For graphical examination of the relationship among genotypes, test environments and GEI, AMMI biplots for interaction principal component analysis 1 (IPCA1) scores (y-axis) versus the genotype and environmental means (x-axis) or IPCA2 (y-axis) versus IPCA1 (x-axis) (Zobel et al., 1988) and the GGE (genotype main effect plus genotype by environment interaction) biplots (Yan et al., 2000) can be used. These are effective tools for (i) mega-environment analysis (“which won where” pattern) whereby specific genotypes can be recommended for specific mega environments (Yan and Kang, 2003; Yan and Tinker, 2006), and (ii) genotype evaluation (the mean performance and stability) and environment evaluation (the power to discriminate among genotypes in the target environments) (Ding et al., 2007).

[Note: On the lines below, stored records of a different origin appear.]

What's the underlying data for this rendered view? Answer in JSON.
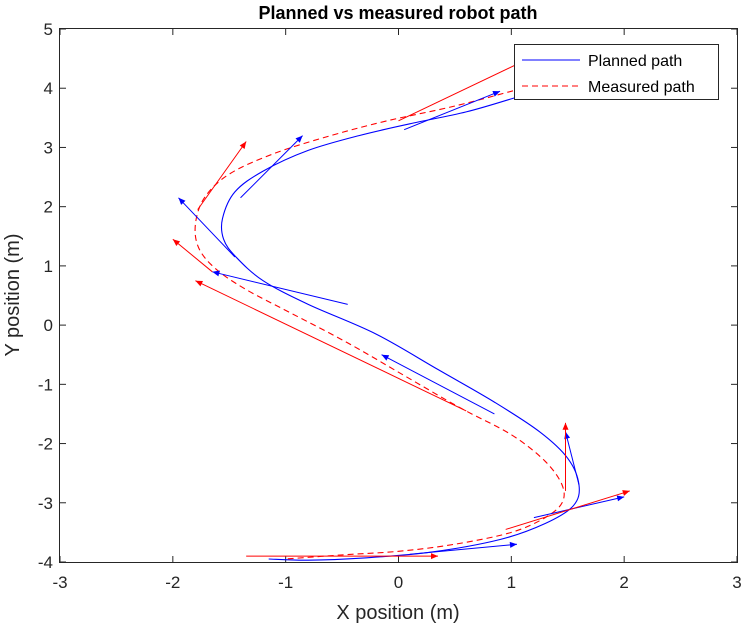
{
  "chart_data": {
    "type": "line",
    "title": "Planned vs measured robot path",
    "xlabel": "X position (m)",
    "ylabel": "Y position (m)",
    "xlim": [
      -3,
      3
    ],
    "ylim": [
      -4,
      5
    ],
    "xticks": [
      "-3",
      "-2",
      "-1",
      "0",
      "1",
      "2",
      "3"
    ],
    "yticks": [
      "-4",
      "-3",
      "-2",
      "-1",
      "0",
      "1",
      "2",
      "3",
      "4",
      "5"
    ],
    "grid": false,
    "legend_position": "top-right",
    "series": [
      {
        "name": "Planned path",
        "color": "#0000ff",
        "style": "solid",
        "x": [
          1.05,
          0.6,
          0.1,
          -0.35,
          -0.8,
          -1.2,
          -1.45,
          -1.56,
          -1.55,
          -1.44,
          -1.2,
          -0.8,
          -0.2,
          0.35,
          0.85,
          1.25,
          1.5,
          1.6,
          1.55,
          1.3,
          0.9,
          0.3,
          -0.3,
          -0.8,
          -1.15
        ],
        "y": [
          3.85,
          3.6,
          3.4,
          3.2,
          2.95,
          2.6,
          2.25,
          1.8,
          1.45,
          1.15,
          0.75,
          0.35,
          -0.15,
          -0.75,
          -1.3,
          -1.8,
          -2.25,
          -2.7,
          -3.05,
          -3.35,
          -3.62,
          -3.83,
          -3.93,
          -3.97,
          -3.95
        ]
      },
      {
        "name": "Measured path",
        "color": "#ff0000",
        "style": "dashed",
        "x": [
          1.1,
          0.5,
          -0.1,
          -0.6,
          -1.1,
          -1.5,
          -1.72,
          -1.8,
          -1.77,
          -1.62,
          -1.35,
          -0.95,
          -0.45,
          0.05,
          0.55,
          1.0,
          1.3,
          1.45,
          1.45,
          1.3,
          1.0,
          0.5,
          0.0,
          -0.5,
          -1.0
        ],
        "y": [
          4.0,
          3.7,
          3.45,
          3.2,
          2.9,
          2.55,
          2.15,
          1.7,
          1.3,
          0.95,
          0.6,
          0.2,
          -0.3,
          -0.85,
          -1.4,
          -1.85,
          -2.3,
          -2.7,
          -3.0,
          -3.25,
          -3.5,
          -3.7,
          -3.82,
          -3.88,
          -3.95
        ]
      }
    ],
    "annotations": {
      "planned_headings": [
        [
          0.05,
          3.3,
          0.9,
          3.95
        ],
        [
          -1.4,
          2.15,
          -0.85,
          3.2
        ],
        [
          -1.45,
          1.15,
          -1.95,
          2.15
        ],
        [
          -0.45,
          0.35,
          -1.65,
          0.9
        ],
        [
          0.85,
          -1.5,
          -0.15,
          -0.5
        ],
        [
          1.6,
          -2.7,
          1.48,
          -1.8
        ],
        [
          1.2,
          -3.25,
          2.0,
          -2.9
        ],
        [
          0.1,
          -3.87,
          1.05,
          -3.7
        ]
      ],
      "measured_headings": [
        [
          0.0,
          3.45,
          1.1,
          4.45
        ],
        [
          -1.78,
          1.95,
          -1.35,
          3.1
        ],
        [
          -1.65,
          0.9,
          -2.0,
          1.45
        ],
        [
          0.6,
          -1.45,
          -1.8,
          0.75
        ],
        [
          1.48,
          -2.8,
          1.48,
          -1.65
        ],
        [
          0.95,
          -3.45,
          2.05,
          -2.8
        ],
        [
          -1.35,
          -3.9,
          0.35,
          -3.9
        ]
      ]
    }
  }
}
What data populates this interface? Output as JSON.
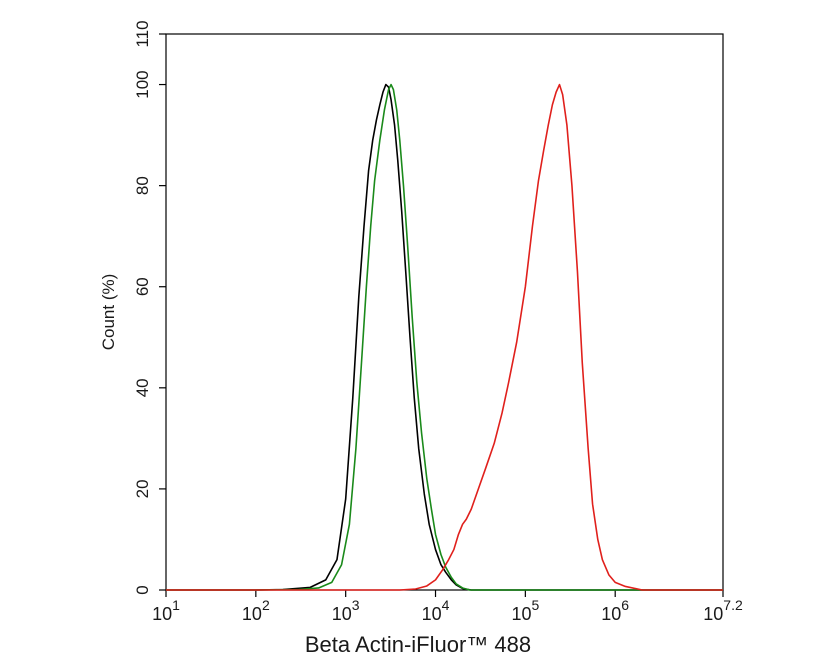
{
  "chart_data": {
    "type": "line",
    "title": "",
    "xlabel": "Beta Actin-iFluor™ 488",
    "ylabel": "Count  (%)",
    "x_scale": "log10",
    "xlim": [
      10,
      15848931.92
    ],
    "ylim": [
      0,
      110
    ],
    "grid": false,
    "x_ticks": [
      {
        "value": 10,
        "base": "10",
        "exp": "1"
      },
      {
        "value": 100,
        "base": "10",
        "exp": "2"
      },
      {
        "value": 1000,
        "base": "10",
        "exp": "3"
      },
      {
        "value": 10000,
        "base": "10",
        "exp": "4"
      },
      {
        "value": 100000,
        "base": "10",
        "exp": "5"
      },
      {
        "value": 1000000,
        "base": "10",
        "exp": "6"
      },
      {
        "value": 15848931.92,
        "base": "10",
        "exp": "7.2"
      }
    ],
    "y_ticks": [
      {
        "value": 0,
        "label": "0"
      },
      {
        "value": 20,
        "label": "20"
      },
      {
        "value": 40,
        "label": "40"
      },
      {
        "value": 60,
        "label": "60"
      },
      {
        "value": 80,
        "label": "80"
      },
      {
        "value": 100,
        "label": "100"
      },
      {
        "value": 110,
        "label": "110"
      }
    ],
    "series": [
      {
        "color": "#000000",
        "points": [
          [
            10,
            0
          ],
          [
            100,
            0
          ],
          [
            200,
            0.1
          ],
          [
            400,
            0.5
          ],
          [
            600,
            2
          ],
          [
            800,
            6
          ],
          [
            1000,
            18
          ],
          [
            1200,
            38
          ],
          [
            1400,
            58
          ],
          [
            1600,
            72
          ],
          [
            1800,
            83
          ],
          [
            2000,
            89
          ],
          [
            2200,
            93
          ],
          [
            2400,
            96
          ],
          [
            2600,
            98.5
          ],
          [
            2800,
            100
          ],
          [
            3000,
            99.5
          ],
          [
            3200,
            97
          ],
          [
            3500,
            92
          ],
          [
            3800,
            85
          ],
          [
            4200,
            75
          ],
          [
            4700,
            62
          ],
          [
            5200,
            50
          ],
          [
            5800,
            38
          ],
          [
            6500,
            28
          ],
          [
            7500,
            19
          ],
          [
            8500,
            13
          ],
          [
            10000,
            8
          ],
          [
            11500,
            5
          ],
          [
            13000,
            3.5
          ],
          [
            15000,
            2
          ],
          [
            17000,
            1
          ],
          [
            20000,
            0.3
          ],
          [
            25000,
            0
          ],
          [
            15848931.92,
            0
          ]
        ]
      },
      {
        "color": "#1a8a1a",
        "points": [
          [
            10,
            0
          ],
          [
            100,
            0
          ],
          [
            300,
            0.1
          ],
          [
            500,
            0.4
          ],
          [
            700,
            1.5
          ],
          [
            900,
            5
          ],
          [
            1100,
            13
          ],
          [
            1300,
            28
          ],
          [
            1500,
            45
          ],
          [
            1700,
            60
          ],
          [
            1900,
            72
          ],
          [
            2100,
            81
          ],
          [
            2400,
            89
          ],
          [
            2700,
            95
          ],
          [
            3000,
            99
          ],
          [
            3200,
            100
          ],
          [
            3400,
            99
          ],
          [
            3700,
            95
          ],
          [
            4000,
            89
          ],
          [
            4400,
            80
          ],
          [
            4900,
            68
          ],
          [
            5500,
            54
          ],
          [
            6200,
            41
          ],
          [
            7000,
            31
          ],
          [
            8000,
            22
          ],
          [
            9000,
            16
          ],
          [
            10000,
            11
          ],
          [
            11500,
            7
          ],
          [
            13000,
            4.5
          ],
          [
            15000,
            2.5
          ],
          [
            17000,
            1.2
          ],
          [
            20000,
            0.4
          ],
          [
            24000,
            0
          ],
          [
            15848931.92,
            0
          ]
        ]
      },
      {
        "color": "#e0201c",
        "points": [
          [
            10,
            0
          ],
          [
            4000,
            0
          ],
          [
            6000,
            0.2
          ],
          [
            8000,
            0.8
          ],
          [
            10000,
            2
          ],
          [
            12000,
            4
          ],
          [
            14000,
            6
          ],
          [
            16000,
            8
          ],
          [
            18000,
            11
          ],
          [
            20000,
            13
          ],
          [
            22000,
            14
          ],
          [
            25000,
            16
          ],
          [
            30000,
            20
          ],
          [
            36000,
            24
          ],
          [
            45000,
            29
          ],
          [
            55000,
            35
          ],
          [
            65000,
            41
          ],
          [
            80000,
            49
          ],
          [
            100000,
            60
          ],
          [
            120000,
            72
          ],
          [
            140000,
            81
          ],
          [
            160000,
            87
          ],
          [
            180000,
            92
          ],
          [
            200000,
            96
          ],
          [
            220000,
            98.5
          ],
          [
            240000,
            100
          ],
          [
            260000,
            98
          ],
          [
            290000,
            92
          ],
          [
            330000,
            80
          ],
          [
            380000,
            63
          ],
          [
            430000,
            45
          ],
          [
            500000,
            28
          ],
          [
            560000,
            17
          ],
          [
            640000,
            10
          ],
          [
            720000,
            6
          ],
          [
            850000,
            3
          ],
          [
            1000000,
            1.5
          ],
          [
            1300000,
            0.7
          ],
          [
            2000000,
            0
          ],
          [
            15848931.92,
            0
          ]
        ]
      }
    ]
  }
}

1.11.1 AMMI stability value

Since the AMMI model does not directly make provision for a quantitative stability measure, Purchase et al. (2000) developed the AMMI stability value (ASV) based on the IPCA1 and IPCA2 scores for each genotype. The ASV is the distance from zero to each co-ordinate point (i.e. the hypotenuse) in a two dimension scattergram of IPCA1 versus IPCA2 scores and is determined using the Pythagoras’ theorem. Due to the higher contribution of the IPCA1 axis to the GEI SS than the IPCA2 axis, the IPCA1 score is weighted by the ratio of IPCA1 SS to IPCA2 SS in the calculation of the ASV. The lower the ASV, the higher the stability ranking of the genotype. However, in selecting preferred cultivars, stability per se is not the only parameter considered since the most stable cultivars are not necessarily the best performers for the trait of interest. Therefore, the genotype selection index (GSI) was developed.

1.11.2 Genotype selection index

The genotype selection index (GSI) incorporates both the mean performance and stability of a cultivar for a particular trait into a single index (Farshadfar, 2008). The GSI combines the ASV rank for a particular genotype and the mean performance rank of the genotype in each

environment. For example, a genotype with the lowest ASV for a trait is ranked one and a genotype with the best mean performance for a trait (e.g. yield) is ranked one. The ranks for each genotype are added together providing a single selection index, the GSI, for trait performance and stability. The genotype with the smallest GSI is considered the most desirable combining stability and high mean performance for the trait.